FINANCIAL RISK MANAGEMENT 1 Market risk
The Company’s financial risk management is an integral part of how to plan and execute its business strategies. Market risk is the risk of loss of future earnings, fair values or future cash flows that may result from a change in the price of a financial instrument.
a Interest rate risk :
The company has investment in fixed deposits. However interest income from fixed deposits is a residuary income and will not affect the significant cash flow of the company.
b Foreign currency risk:
Company has nominal amount of foreign currency exposure, hence it will not impact cash flow of the company.
2 Credit risk
Credit risk arises from the possibility that the counter party may not be able to settle their obligations as agreed. To manage this, the Company periodically assesses financial reliability of customers and other counter parties, taking into account the financial condition, current economic trends, and analysis of historical bad debts and ageing of financial assets. Individual risk limits are set and periodically reviewed on the basis of such information. Financial assists are written off when there is no reasonable expectations of recovery, such as a debtor failing to engage in a repayment plan with the Company. Where loans or receivables have been written off, the Company continues to engage in enforcement activity to attempt to recover the receivable due. Where recoveries are made, these are recognized as income in the statement of profit and loss. The Company measures the expected credit loss of trade receivables and loan from individual customers based on historical trend, industry practices and the business environment in which the entity operates. Loss rates are based on actual credit loss experience and past trends.
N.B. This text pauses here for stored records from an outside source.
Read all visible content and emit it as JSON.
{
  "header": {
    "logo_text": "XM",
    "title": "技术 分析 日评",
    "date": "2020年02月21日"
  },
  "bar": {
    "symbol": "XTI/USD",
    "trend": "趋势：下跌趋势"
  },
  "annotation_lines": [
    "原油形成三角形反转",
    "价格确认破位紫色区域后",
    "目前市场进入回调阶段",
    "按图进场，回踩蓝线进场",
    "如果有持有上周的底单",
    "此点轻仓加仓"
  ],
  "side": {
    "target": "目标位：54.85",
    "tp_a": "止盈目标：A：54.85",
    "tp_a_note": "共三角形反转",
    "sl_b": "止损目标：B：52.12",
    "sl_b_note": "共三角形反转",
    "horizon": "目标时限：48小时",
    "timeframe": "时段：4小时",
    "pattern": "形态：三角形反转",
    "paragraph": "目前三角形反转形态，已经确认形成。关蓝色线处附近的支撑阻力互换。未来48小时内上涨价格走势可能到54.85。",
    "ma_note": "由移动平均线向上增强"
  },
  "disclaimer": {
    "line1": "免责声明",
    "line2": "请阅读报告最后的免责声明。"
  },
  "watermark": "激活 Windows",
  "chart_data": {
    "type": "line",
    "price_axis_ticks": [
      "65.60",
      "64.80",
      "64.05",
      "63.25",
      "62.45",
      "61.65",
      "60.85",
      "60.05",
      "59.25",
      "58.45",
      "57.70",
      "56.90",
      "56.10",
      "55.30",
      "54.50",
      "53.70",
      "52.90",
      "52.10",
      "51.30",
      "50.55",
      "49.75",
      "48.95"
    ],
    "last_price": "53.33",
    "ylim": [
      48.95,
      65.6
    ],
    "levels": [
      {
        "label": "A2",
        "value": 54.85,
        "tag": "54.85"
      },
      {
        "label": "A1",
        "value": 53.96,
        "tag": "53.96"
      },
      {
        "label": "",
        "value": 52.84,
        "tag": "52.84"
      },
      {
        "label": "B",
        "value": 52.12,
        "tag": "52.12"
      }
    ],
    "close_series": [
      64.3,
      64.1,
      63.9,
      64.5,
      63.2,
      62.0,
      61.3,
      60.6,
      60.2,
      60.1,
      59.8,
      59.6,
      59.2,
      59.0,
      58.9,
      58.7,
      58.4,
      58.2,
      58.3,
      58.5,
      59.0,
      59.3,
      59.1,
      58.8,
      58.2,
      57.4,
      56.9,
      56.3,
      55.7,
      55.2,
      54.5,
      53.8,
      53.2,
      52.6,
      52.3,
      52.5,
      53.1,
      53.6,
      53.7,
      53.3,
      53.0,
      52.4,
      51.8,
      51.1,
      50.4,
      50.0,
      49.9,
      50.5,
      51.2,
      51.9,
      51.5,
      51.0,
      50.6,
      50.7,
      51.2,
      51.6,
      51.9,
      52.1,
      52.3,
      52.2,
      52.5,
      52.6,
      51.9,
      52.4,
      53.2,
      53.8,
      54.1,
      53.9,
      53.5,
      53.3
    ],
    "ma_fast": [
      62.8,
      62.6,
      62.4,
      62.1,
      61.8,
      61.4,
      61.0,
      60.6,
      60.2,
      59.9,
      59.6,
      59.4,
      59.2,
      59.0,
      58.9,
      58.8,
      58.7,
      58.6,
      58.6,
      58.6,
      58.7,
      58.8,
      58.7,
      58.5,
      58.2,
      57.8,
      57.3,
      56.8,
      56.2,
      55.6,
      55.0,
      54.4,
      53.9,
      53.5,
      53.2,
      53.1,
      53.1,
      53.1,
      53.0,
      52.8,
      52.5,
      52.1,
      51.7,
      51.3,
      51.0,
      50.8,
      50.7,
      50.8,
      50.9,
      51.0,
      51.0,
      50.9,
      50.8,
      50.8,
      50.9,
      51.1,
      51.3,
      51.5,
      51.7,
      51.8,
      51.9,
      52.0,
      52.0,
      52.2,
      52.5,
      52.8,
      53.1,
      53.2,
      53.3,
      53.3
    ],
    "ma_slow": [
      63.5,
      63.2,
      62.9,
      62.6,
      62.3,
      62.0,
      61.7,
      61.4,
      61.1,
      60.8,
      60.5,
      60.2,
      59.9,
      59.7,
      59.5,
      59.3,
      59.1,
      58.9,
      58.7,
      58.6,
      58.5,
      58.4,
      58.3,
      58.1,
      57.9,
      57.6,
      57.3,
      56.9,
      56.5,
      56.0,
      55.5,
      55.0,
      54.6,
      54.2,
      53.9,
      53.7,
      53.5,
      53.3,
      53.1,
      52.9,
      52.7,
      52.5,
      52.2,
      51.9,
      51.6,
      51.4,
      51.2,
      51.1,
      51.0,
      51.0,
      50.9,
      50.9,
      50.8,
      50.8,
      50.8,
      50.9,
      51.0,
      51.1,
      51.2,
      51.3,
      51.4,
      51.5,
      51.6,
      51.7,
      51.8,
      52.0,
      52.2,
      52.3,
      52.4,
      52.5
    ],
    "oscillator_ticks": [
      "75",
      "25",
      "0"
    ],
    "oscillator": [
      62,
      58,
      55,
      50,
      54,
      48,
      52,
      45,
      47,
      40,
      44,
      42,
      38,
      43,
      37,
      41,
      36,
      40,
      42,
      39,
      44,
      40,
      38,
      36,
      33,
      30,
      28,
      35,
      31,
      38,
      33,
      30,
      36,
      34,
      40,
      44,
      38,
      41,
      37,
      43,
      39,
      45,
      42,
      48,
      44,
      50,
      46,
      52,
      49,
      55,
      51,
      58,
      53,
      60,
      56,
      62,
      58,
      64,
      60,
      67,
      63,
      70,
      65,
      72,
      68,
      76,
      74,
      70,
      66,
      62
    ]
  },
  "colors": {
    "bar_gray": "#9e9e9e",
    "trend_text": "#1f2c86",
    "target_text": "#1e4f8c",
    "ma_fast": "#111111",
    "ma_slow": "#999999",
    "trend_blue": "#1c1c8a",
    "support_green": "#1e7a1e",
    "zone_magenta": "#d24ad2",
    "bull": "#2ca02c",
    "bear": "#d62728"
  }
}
Based on the historical data, loss on collection of receivable is not material hence no additional provision considered.
Financial Assets are considered to be of good quality and there is no significant increase in credit risk.
3 Liquidity risk :
Liquidity risk is the risk that the Company will encounter difficulty in raising funds to meet commitments associated with financial instruments that are settled by delivering cash or another financial asset.